Roberts distinguished Wisconsin from previous cases by narrowing the corporate ban only to ads that “expressly advocated” for the election or defeat of a candidate — issue ads received a “safe harbor” from government regulation. Roberts’s test garnered the votes of the other conservatives, but not without their skepticism of a workable distinction between ads about issues and ads advocating or opposing a candidate. The FEC’s use of the test since Wisconsin has likely validated the concerns expressed by the conservatives. Any ad that mentions a party or candidate is currently a form of “expressed advocacy,” regardless if the ad specifically advocates how to vote, giving what could be an issue ad no “safe harbor” from regulation. 
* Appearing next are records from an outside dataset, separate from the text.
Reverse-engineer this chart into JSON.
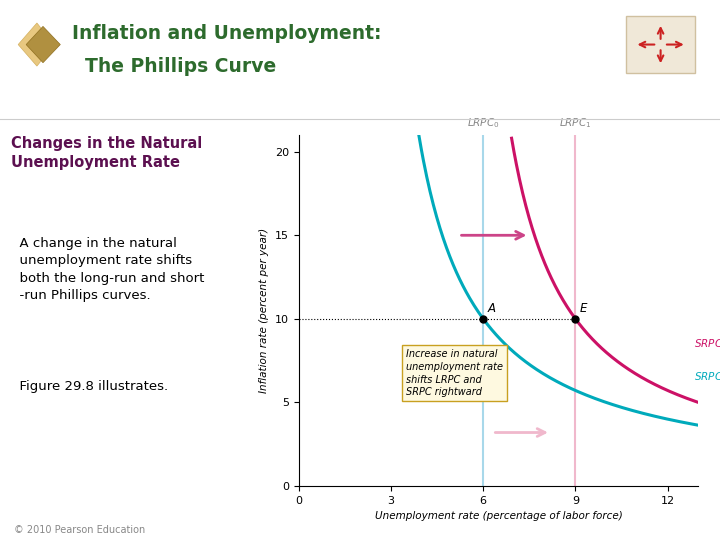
{
  "title_line1": "Inflation and Unemployment:",
  "title_line2": "  The Phillips Curve",
  "subtitle": "Changes in the Natural\nUnemployment Rate",
  "body_text": "  A change in the natural\n  unemployment rate shifts\n  both the long-run and short\n  -run Phillips curves.",
  "figure_text": "  Figure 29.8 illustrates.",
  "footer": "© 2010 Pearson Education",
  "xlabel": "Unemployment rate (percentage of labor force)",
  "ylabel": "Inflation rate (percent per year)",
  "xlim": [
    0,
    13
  ],
  "ylim": [
    0,
    21
  ],
  "xticks": [
    0,
    3,
    6,
    9,
    12
  ],
  "yticks": [
    0,
    5,
    10,
    15,
    20
  ],
  "lrpc0_x": 6,
  "lrpc1_x": 9,
  "lrpc0_color": "#a8d8ea",
  "lrpc1_color": "#f0b8cc",
  "srpc0_color": "#00aabb",
  "srpc1_color": "#cc1166",
  "point_A": [
    6,
    10
  ],
  "point_E": [
    9,
    10
  ],
  "title_color": "#2d6b2d",
  "subtitle_color": "#5c1050",
  "bg_color": "#ffffff",
  "box_text": "Increase in natural\nunemployment rate\nshifts LRPC and\nSRPC rightward",
  "box_facecolor": "#fef9e0",
  "box_edgecolor": "#c8a020",
  "icon_color1": "#e8c880",
  "icon_color2": "#b09040",
  "cross_bg": "#f0e8d8",
  "cross_color": "#cc2222"
}
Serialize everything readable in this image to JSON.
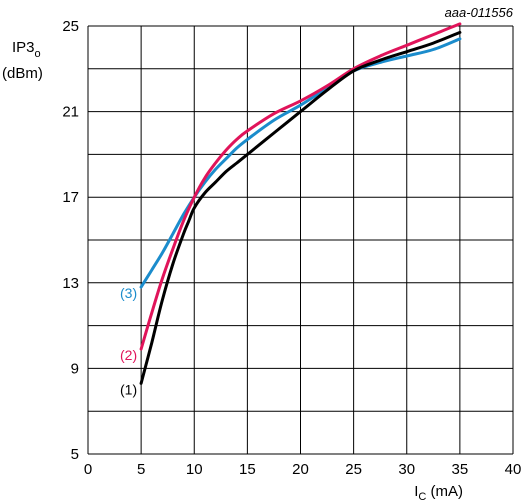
{
  "chart_data": {
    "type": "line",
    "figure_id": "aaa-011556",
    "ylabel_main": "IP3",
    "ylabel_sub": "o",
    "ylabel_unit": "(dBm)",
    "xlabel_main": "I",
    "xlabel_sub": "C",
    "xlabel_unit": " (mA)",
    "xlim": [
      0,
      40
    ],
    "ylim": [
      5,
      25
    ],
    "xticks": [
      0,
      5,
      10,
      15,
      20,
      25,
      30,
      35,
      40
    ],
    "yticks": [
      5,
      9,
      13,
      17,
      21,
      25
    ],
    "grid": true,
    "series": [
      {
        "name": "(1)",
        "color": "#000000",
        "x": [
          5,
          6,
          7,
          8,
          9,
          9.5,
          10,
          11,
          12,
          13,
          14,
          15,
          17.5,
          20,
          22.5,
          25,
          27.5,
          30,
          32.5,
          35
        ],
        "y": [
          8.3,
          10.2,
          12.2,
          13.9,
          15.3,
          15.9,
          16.5,
          17.2,
          17.7,
          18.2,
          18.6,
          19.0,
          20.0,
          21.0,
          22.0,
          22.9,
          23.4,
          23.8,
          24.2,
          24.7
        ]
      },
      {
        "name": "(2)",
        "color": "#e0145a",
        "x": [
          5,
          6,
          7,
          8,
          9,
          10,
          11,
          12,
          13,
          14,
          15,
          17.5,
          20,
          22.5,
          25,
          27.5,
          30,
          32.5,
          35
        ],
        "y": [
          9.9,
          11.6,
          13.2,
          14.6,
          15.9,
          17.0,
          17.9,
          18.6,
          19.2,
          19.7,
          20.1,
          20.9,
          21.5,
          22.2,
          23.0,
          23.6,
          24.1,
          24.6,
          25.1
        ]
      },
      {
        "name": "(3)",
        "color": "#1b8ccc",
        "x": [
          5,
          6,
          7,
          8,
          9,
          10,
          11,
          12,
          13,
          14,
          15,
          17.5,
          20,
          22.5,
          25,
          27.5,
          30,
          32.5,
          35
        ],
        "y": [
          12.8,
          13.6,
          14.4,
          15.3,
          16.2,
          17.0,
          17.7,
          18.3,
          18.8,
          19.3,
          19.7,
          20.6,
          21.3,
          22.1,
          22.9,
          23.3,
          23.6,
          23.9,
          24.4
        ]
      }
    ]
  }
}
The Chief Justice saw the extent of the FEC’s manipulation of his “safe harbor” test in the first round of oral arguments, which perhaps underlies why the Court is rehearing the case. If Chief Justice Roberts is looking to refine his “safe harbor” test to prevent excess regulation, Justice Scalia’s comment that speech “not only offered but welcomed by the listener is entitled to heightened First Amendment scrutiny” could provide a “safe harbor” for Citizens United’s “on demand” movie from the usual TV ad regulation. This outcome would certainly bring campaign-finance regulation closer to the Constitution, even if it doesn’t bring it the whole way. Most importantly, it will attract a fifth vote in Chief Justice Roberts.

— Will Haun is policy chairman of the Young Conservative Coalition and in his first year at the Catholic University of America’s Columbus School of Law.